I started in philanthropy at age 2.5. When I was a child, I contracted a condition called Legg-Calve-Perthes. The top of the thighbone, there’s a ball that snaps into the pelvis. That ball disappeared. If you remember Forrest Gump — he was in braces? I had the same contraption on my legs.
My parents didn’t have money. The local foundation in Chattanooga, my hometown, paid for my health care. They would wheel me out on the stage for the telethon every year. I would look into the camera with the red light on, and I would say, “Hello, Chattanooga! My name is Allen.” And I would sing, or I would do whatever I needed to do just to be really cute. And there was a scoreboard behind my shoulder showing the donations that were coming in. The cuter I was, the faster it rolled.
And that’s where I first put together money and mission. I realized, people were giving money so that I could get my health care and I could walk and I could be better. The Siskin Foundation took me all around town for all kinds of wishing wells and ribbon cuttings and local newscasts. Eventually all that health care and the medicine and the prayers caused me to walk again. I’ve been fine ever sense.
And then I grew up in a family that was mostly ministry. They’re not making much money and depending on a lot of donations. So I learned a lot about how not to raise money and the ethics of raising money and the importance of stewardship — making sure that donors know where their gifts are going, that their gifts are accomplishing what they want to accomplish.

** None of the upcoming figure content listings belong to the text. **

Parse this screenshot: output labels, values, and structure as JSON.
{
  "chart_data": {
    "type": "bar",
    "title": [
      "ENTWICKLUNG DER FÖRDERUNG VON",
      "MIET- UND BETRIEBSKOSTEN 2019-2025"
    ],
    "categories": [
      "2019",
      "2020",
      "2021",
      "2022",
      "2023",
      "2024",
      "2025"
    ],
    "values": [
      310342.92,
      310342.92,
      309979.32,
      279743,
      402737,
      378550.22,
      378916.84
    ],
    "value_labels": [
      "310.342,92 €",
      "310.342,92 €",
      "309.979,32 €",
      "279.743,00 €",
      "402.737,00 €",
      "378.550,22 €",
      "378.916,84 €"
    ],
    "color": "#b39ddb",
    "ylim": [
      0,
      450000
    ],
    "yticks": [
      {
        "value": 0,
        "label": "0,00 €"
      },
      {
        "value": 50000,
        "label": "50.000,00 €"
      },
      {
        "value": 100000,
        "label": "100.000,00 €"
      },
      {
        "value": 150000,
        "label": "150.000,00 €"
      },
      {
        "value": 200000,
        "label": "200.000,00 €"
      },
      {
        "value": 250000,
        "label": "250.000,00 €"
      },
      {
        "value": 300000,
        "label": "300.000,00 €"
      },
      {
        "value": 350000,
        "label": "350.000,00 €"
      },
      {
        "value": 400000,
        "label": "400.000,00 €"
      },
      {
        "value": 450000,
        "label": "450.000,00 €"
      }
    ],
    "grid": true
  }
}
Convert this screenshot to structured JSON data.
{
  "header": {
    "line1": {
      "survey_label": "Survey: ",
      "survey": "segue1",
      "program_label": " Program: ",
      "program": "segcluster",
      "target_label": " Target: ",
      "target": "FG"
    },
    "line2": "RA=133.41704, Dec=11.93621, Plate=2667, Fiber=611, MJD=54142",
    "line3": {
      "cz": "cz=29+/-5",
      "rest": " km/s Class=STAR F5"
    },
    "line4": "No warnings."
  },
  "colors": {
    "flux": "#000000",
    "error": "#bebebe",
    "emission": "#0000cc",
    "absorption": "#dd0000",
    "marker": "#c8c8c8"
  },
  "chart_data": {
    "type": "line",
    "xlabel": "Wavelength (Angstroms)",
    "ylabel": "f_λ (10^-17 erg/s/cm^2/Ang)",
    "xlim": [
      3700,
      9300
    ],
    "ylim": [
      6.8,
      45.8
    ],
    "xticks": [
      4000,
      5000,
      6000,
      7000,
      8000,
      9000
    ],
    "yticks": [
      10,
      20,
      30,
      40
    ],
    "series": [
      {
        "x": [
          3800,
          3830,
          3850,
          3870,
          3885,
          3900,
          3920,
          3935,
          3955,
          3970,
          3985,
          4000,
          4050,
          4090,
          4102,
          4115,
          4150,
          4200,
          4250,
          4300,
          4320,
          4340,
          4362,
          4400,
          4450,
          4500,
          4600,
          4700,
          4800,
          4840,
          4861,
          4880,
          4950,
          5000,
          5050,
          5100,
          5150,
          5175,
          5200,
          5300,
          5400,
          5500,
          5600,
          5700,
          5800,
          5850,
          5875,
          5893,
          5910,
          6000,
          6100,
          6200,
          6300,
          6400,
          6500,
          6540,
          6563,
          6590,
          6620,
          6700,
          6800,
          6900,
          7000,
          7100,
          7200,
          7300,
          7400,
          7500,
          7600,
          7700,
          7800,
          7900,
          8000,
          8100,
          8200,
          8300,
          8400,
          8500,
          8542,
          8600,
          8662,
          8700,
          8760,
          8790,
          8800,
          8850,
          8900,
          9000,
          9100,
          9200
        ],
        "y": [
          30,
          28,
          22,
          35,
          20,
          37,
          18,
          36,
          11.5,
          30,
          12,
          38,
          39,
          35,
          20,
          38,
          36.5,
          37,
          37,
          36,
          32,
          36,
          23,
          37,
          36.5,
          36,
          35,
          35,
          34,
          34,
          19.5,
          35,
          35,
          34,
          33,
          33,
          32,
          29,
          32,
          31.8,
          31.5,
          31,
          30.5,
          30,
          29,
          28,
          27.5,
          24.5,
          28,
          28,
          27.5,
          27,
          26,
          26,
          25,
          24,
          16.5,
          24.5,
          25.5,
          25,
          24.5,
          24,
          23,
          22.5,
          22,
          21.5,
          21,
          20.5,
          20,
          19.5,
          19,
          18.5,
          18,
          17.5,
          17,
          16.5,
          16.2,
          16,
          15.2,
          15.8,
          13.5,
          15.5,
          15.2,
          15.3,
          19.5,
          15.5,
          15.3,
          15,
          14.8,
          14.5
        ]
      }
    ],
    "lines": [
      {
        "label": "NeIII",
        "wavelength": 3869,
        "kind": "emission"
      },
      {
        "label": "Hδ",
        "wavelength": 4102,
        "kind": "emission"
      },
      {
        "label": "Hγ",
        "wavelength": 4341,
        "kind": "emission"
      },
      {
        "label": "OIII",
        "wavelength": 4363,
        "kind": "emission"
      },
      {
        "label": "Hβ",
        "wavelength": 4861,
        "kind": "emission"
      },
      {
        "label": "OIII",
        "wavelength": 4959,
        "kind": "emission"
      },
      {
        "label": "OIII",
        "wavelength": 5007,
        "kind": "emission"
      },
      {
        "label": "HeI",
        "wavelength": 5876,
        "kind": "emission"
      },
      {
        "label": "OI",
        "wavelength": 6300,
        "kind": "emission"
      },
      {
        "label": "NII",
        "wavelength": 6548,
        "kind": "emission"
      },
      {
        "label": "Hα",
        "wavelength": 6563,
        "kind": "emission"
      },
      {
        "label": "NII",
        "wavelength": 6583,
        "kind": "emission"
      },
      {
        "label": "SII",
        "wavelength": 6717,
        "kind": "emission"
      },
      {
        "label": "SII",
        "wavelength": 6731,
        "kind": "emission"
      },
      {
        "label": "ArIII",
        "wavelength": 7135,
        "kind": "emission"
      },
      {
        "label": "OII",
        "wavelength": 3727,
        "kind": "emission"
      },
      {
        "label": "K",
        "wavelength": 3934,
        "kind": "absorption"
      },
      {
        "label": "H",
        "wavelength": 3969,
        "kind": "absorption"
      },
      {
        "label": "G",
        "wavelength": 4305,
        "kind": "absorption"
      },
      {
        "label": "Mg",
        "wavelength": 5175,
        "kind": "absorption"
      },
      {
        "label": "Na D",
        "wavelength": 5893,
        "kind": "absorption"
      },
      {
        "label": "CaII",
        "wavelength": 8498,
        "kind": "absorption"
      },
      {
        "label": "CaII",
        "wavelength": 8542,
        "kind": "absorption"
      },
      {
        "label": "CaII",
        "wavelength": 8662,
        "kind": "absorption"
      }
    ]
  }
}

Eventually I went into ministry myself. Spent almost all of my career with the American Baptist denomination. Lived in many different parts of the country, worked with a lot of organizations. And fundraising has been part of it, but it’s been mostly philanthropy. Getting organizations strong, rebuilding the staff, rebuilding the board, rebuilding their support. Making sure that their mission is as good as it can be and that they’re telling the story.
Now, I’m back in Pittsburgh, working with Baptist Homes Foundation. Sure enough, some of my residents are Baptist ministers that I used to work with throughout my career, and now I serve them in a new way. There’s a certain satisfaction on a religious level for me, to be able to do that.